Mencintai Allah dan mencintai sesama merupakan dua prinsip yang tidak terpisahkan. Mari kita hidupi dua-duanya dengan kesungguhan dan ketulusan!
(Retrieved from https://covenantpensacola.org/2021/02/14/galatians-513-15-sermon-21-christian-freedom-love-god-love-others/)
Hari Biasa Pekan
Prapaskah III
Jumat, 13 Maret 2026
Bacaan:
Hos. 14:2-10
Mzm. 81:6c-8a.8bc-9.10-11ab.14.17
Mrk. 12:28b-34
“Cinta
akan Allah dan Sesama”
Sobat-sobat Gaung yang terkasih
Dalam Injil hari ini
dikisahkan tentang percakapan Yesus dengan seorang ahli Taurat. Si ahli Taurat
ini rupanya merasa gembira melihat Yesus yang bisa membungkam orang-orang Saduki
yang berusaha menjebak Dia. Saking kagumnya, si ahli Taurat ini menantang Yesus
untuk merangkum keseluruhan hukum Taurat dalam satu perintah.

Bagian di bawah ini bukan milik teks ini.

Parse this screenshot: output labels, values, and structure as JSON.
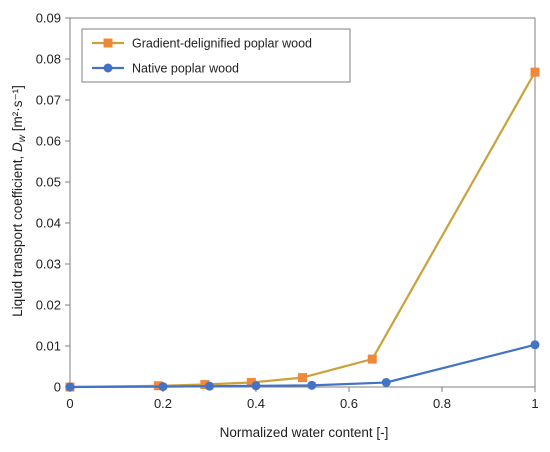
{
  "chart_data": {
    "type": "line",
    "xlabel": "Normalized water content [-]",
    "ylabel": {
      "prefix": "Liquid transport coefficient, ",
      "symbol": "D",
      "subscript": "w",
      "unit": " [m²·s⁻¹]"
    },
    "xlim": [
      0,
      1
    ],
    "ylim": [
      0,
      0.09
    ],
    "x_ticks": [
      0,
      0.2,
      0.4,
      0.6,
      0.8,
      1
    ],
    "x_tick_labels": [
      "0",
      "0.2",
      "0.4",
      "0.6",
      "0.8",
      "1"
    ],
    "y_ticks": [
      0,
      0.01,
      0.02,
      0.03,
      0.04,
      0.05,
      0.06,
      0.07,
      0.08,
      0.09
    ],
    "y_tick_labels": [
      "0",
      "0.01",
      "0.02",
      "0.03",
      "0.04",
      "0.05",
      "0.06",
      "0.07",
      "0.08",
      "0.09"
    ],
    "grid": false,
    "legend_position": "top-left",
    "series": [
      {
        "name": "Gradient-delignified poplar wood",
        "marker": "square",
        "color": "#F0883A",
        "line_color": "#C9A23C",
        "x": [
          0,
          0.19,
          0.29,
          0.39,
          0.5,
          0.65,
          1
        ],
        "y": [
          0,
          0.0003,
          0.0006,
          0.0011,
          0.0023,
          0.0068,
          0.0768
        ]
      },
      {
        "name": "Native poplar wood",
        "marker": "circle",
        "color": "#4472C4",
        "line_color": "#4472C4",
        "x": [
          0,
          0.2,
          0.3,
          0.4,
          0.52,
          0.68,
          1
        ],
        "y": [
          0,
          0.0001,
          0.0002,
          0.0003,
          0.0004,
          0.0011,
          0.0103
        ]
      }
    ]
  }
}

Menanggapi si ahli Taurat,
Yesus mengumumkan bahwa keseluruhan isi Taurat termaktub dalam perintah untuk
mencinta Tuhan dan sesama. Mencintai Tuhan berarti menempatkan kehendak Tuhan
di atas kepentingan pribadi. Mencintai Tuhan juga berarti menyediakan waktu bagi
Dia agar kita bisa mensyukuri anugerah-Nya, memohon pengampunan, serta
menyampaikan segala kebutuhan kita kepada-Nya. Sementara itu, mencintai sesama
mengandaikan situasi dalamnya kita sedia memberikan bantuan, motivasi,
penghiburan, penguatan, pengampunan, serta doa bagi orang lain. Mencintai
sesama dengan tulus tidak mengenal batasan warna, ras, gender, usia, status
sosial, serta kategori manusiawi lainnya. Mencinta sesama juga tidak hanya
terbatas pada pribadi manusia tetapi juga lingkungan tempat kita hidup serta
ciptaan Tuhan lainnya.
Mencintai Allah dan
mencintai sesama merupakan dua prinsip yang tidak terpisahkan. Mari kita hidupi
dua-duanya dengan kesungguhan dan ketulusan!